The day after the Redskins lost to Chicago 23-19, Mayor Marion Barry went to the firehouse and promised to try to get the sign rehung, saying, "As chief booster of the Redskins, it's important to support them in victory or defeat."
That message apparently was not lost on Coleman, who before allowing the rehanging of the sign, said, "I am a Redskins fan, the same as the thousands of fans who jam RFK Stadium every Sunday."
Annette Samuels, a spokeswoman for the mayor, said that "Chief Coleman called and told him Barry that he was going to put the sign back up today, and the mayor said go ahead."
The chief's visit, which had been scheduled for weeks, was one of his regular stops at District firehouses and lasted about three minutes.
Some firefighters at the house said they were distressed that Coleman, who is viewed as a stickler on rules and regulations, apparently thought they hung the sign to embarrass him.

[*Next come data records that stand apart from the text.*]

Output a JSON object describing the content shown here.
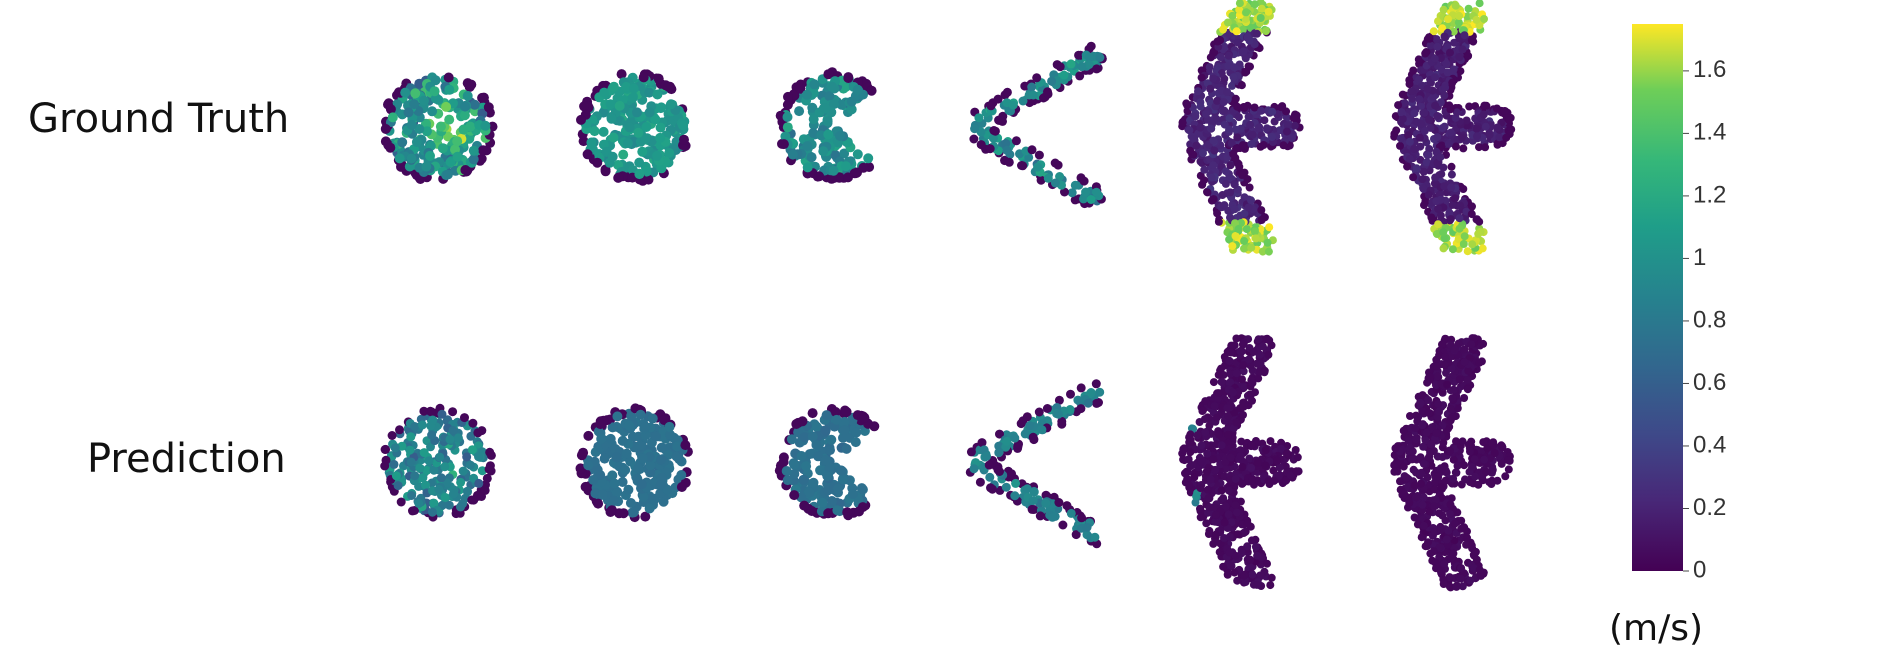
{
  "rows": [
    {
      "label": "Ground Truth"
    },
    {
      "label": "Prediction"
    }
  ],
  "colorbar": {
    "range": [
      0,
      1.75
    ],
    "ticks": [
      0,
      0.2,
      0.4,
      0.6,
      0.8,
      1,
      1.2,
      1.4,
      1.6
    ],
    "unit": "(m/s)"
  }
}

They said the sign was part of a general effort to spruce up the outside of the firehouse, which used to be an eyesore but now glistens with fresh red and gold paint supplied by RFK Stadium. "We did it strictly to show community spirit," one firefighter said.
Firefighters said numerous callers have offered to buy the sign, but it was rehung yesterday and it will be raffled off when it comes down Jan. 20, Super Bowl Sunday. The proceeds will be donated to the Washington Hospital Center's burn unit.